Is Minimum Corporate Tax justified?

The G7 nations have proposed in a meeting held in Buckingham on June 5, 2021 to


impose minimum corporate tax (MCT) @15% on MNC's primarily the big tech giants
(FAAG), irrespective of which country they provide digital services to earn revenues
and the country they belong to. In both the cases, the MNC's may have to pay MCT
@15% under the proposal.

The issue is - that companies follow a system of locating their business wherever the
tax rate is lower and opt for tax avoidance. In response, the countries especially
Netherlands, Ireland, Luxembourg, Western Europe have also resorted to slash their
corporate tax rates to attract MNC's. MNC's opt to create many of their subsidiaries
to make maximum profits out of major markets in low-tax countries. As a result,
other service recipient countries lose out on tax revenues.

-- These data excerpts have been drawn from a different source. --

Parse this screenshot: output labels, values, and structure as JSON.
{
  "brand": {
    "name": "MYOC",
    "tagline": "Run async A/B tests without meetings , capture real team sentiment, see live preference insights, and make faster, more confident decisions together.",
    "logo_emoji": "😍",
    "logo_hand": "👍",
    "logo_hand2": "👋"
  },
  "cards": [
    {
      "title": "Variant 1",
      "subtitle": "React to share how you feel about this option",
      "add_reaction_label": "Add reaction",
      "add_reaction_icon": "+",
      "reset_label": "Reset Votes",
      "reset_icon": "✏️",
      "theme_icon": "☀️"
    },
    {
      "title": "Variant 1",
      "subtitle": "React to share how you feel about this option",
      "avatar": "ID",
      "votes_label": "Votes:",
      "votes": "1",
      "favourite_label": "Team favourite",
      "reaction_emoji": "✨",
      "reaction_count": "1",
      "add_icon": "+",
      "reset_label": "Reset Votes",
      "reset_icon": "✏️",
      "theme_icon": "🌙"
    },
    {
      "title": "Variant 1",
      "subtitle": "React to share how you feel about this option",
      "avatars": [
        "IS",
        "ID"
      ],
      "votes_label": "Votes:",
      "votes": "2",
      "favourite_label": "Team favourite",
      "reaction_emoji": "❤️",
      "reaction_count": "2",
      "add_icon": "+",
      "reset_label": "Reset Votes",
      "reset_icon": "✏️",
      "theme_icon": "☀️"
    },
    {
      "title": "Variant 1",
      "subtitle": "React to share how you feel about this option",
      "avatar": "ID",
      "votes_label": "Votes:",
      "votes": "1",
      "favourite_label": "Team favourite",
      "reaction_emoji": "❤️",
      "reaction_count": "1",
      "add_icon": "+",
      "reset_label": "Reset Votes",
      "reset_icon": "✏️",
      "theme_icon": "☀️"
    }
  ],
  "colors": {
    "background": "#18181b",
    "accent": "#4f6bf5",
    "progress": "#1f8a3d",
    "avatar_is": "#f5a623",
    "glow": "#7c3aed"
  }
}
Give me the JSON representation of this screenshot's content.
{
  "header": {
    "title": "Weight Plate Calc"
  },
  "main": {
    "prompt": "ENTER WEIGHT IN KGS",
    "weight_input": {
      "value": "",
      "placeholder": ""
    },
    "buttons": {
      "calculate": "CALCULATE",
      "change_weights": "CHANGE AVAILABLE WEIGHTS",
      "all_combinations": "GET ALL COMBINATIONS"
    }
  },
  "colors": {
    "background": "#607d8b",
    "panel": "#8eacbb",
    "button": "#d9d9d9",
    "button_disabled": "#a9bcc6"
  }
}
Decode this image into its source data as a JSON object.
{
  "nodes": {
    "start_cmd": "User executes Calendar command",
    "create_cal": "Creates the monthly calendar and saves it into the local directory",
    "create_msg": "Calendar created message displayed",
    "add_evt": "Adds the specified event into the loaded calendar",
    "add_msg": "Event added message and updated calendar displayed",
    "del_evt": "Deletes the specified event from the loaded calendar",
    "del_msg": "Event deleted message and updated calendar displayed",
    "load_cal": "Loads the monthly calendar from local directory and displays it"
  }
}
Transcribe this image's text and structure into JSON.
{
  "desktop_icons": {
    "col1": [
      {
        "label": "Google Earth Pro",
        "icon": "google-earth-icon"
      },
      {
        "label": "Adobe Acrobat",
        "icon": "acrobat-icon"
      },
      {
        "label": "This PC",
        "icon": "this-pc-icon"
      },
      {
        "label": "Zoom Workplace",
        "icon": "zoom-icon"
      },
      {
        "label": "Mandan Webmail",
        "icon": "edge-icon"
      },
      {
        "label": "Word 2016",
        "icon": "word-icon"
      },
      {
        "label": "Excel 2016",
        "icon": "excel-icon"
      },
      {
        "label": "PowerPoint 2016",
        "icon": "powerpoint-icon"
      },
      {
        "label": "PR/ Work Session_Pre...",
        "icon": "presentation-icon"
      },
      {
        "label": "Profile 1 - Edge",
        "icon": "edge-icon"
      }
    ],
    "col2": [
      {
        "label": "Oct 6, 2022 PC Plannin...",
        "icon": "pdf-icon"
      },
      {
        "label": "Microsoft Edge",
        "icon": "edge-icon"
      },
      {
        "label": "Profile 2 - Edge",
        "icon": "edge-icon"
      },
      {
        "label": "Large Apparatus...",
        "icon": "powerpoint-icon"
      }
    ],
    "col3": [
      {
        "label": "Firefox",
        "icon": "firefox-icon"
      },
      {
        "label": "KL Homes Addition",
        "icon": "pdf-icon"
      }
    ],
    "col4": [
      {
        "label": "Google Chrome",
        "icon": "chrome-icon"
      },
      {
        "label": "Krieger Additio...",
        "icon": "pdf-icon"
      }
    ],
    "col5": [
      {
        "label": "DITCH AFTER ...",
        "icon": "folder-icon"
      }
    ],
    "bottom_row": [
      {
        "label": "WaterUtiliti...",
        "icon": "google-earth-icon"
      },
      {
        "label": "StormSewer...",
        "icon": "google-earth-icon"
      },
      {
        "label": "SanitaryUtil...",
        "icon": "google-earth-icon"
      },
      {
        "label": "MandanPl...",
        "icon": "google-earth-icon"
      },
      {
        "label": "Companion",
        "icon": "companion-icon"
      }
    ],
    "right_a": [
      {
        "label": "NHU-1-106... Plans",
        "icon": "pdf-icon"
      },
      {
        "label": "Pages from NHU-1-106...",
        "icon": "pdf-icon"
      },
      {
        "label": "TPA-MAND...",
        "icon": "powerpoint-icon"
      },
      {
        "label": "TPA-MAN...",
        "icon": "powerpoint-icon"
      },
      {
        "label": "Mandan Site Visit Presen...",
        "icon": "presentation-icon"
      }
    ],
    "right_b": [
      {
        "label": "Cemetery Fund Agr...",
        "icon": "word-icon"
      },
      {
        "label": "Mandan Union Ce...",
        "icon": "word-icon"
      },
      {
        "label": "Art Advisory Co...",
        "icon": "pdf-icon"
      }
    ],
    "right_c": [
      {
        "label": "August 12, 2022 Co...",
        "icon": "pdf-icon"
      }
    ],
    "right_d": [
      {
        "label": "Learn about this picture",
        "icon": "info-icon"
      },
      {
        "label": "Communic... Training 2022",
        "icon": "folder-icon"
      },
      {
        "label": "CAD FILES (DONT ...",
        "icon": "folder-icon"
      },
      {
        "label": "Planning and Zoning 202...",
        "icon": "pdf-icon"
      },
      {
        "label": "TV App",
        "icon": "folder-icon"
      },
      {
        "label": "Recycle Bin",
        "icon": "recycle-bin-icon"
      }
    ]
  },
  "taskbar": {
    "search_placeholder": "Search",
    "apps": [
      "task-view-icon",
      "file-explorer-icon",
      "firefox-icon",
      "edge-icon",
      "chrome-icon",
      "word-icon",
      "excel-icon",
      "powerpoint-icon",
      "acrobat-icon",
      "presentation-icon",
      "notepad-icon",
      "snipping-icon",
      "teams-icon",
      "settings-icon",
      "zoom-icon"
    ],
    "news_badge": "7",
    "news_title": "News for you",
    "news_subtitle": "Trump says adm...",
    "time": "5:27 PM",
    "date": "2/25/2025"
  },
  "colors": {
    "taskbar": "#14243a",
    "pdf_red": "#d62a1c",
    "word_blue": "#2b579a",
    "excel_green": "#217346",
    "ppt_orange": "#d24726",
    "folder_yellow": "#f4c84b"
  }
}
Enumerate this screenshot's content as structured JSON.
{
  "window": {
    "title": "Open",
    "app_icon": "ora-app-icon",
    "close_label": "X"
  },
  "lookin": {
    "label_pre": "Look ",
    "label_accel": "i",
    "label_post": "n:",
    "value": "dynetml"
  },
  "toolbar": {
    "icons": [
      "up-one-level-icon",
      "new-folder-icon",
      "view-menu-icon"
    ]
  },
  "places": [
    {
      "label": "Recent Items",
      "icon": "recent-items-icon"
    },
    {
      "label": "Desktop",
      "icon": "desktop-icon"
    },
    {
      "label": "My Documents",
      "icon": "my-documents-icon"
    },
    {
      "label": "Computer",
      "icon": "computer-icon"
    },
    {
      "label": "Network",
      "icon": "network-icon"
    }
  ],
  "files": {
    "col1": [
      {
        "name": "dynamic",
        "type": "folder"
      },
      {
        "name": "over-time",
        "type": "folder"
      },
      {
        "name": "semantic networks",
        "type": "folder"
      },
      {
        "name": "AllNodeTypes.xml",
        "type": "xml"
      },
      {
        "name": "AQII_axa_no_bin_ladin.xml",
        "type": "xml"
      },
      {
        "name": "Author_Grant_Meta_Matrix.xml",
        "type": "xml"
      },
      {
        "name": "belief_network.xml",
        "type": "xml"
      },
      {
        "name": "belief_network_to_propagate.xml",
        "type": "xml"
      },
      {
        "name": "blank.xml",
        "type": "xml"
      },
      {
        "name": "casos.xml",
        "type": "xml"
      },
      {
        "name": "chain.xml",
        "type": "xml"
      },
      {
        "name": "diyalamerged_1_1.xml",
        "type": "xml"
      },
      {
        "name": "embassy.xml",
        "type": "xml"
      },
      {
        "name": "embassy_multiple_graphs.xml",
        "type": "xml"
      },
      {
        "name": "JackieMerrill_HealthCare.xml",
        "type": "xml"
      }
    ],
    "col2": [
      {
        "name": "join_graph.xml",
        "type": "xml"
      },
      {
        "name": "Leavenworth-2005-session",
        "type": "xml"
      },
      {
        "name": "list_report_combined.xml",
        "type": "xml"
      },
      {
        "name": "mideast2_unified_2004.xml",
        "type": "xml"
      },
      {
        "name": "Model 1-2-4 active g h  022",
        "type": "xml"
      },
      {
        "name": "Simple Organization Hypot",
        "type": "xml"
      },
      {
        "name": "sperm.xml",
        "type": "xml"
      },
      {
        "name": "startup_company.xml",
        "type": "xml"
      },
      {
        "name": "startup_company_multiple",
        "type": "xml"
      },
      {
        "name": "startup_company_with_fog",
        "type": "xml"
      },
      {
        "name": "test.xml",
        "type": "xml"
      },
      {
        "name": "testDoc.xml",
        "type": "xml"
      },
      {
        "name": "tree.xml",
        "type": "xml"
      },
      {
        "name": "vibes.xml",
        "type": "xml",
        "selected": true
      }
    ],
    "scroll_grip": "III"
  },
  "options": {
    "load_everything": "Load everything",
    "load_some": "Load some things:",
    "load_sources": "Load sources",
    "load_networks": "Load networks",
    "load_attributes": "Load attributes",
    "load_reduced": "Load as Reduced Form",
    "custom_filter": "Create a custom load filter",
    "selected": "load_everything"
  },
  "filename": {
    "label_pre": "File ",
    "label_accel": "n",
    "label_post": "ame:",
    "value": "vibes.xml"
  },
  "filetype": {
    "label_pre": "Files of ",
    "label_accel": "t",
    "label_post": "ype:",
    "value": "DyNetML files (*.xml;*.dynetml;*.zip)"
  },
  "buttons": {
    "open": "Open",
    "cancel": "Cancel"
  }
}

Challenge of the G7 proposal may be that some countries will have to reorient their
existing tax structure and the accounting for companies at the backdrop of the new
taxation could be tricky. Secondly, the threshold of 15% MCT as a norm might bring
transparency but question is "Will every country accept this proposal especially when
it is tabled amongst G20?" The countries which aren't doing well economically, lower
tax rate will not push their economy.

India loses annual tax loss at over $10 billion and US Treasury loses nearly $50 billion
a year due to corporate tax evasion. This proposal will turn good for India as
companies wouldn't hesitate investing in India irrespective of the tax rate being
retained higher than 15% since we have made significant progress globally by now.

Will it be feasible to have uniform MCT for all the nations? The proposal will emerge
with many issues as it moves forward for discussions.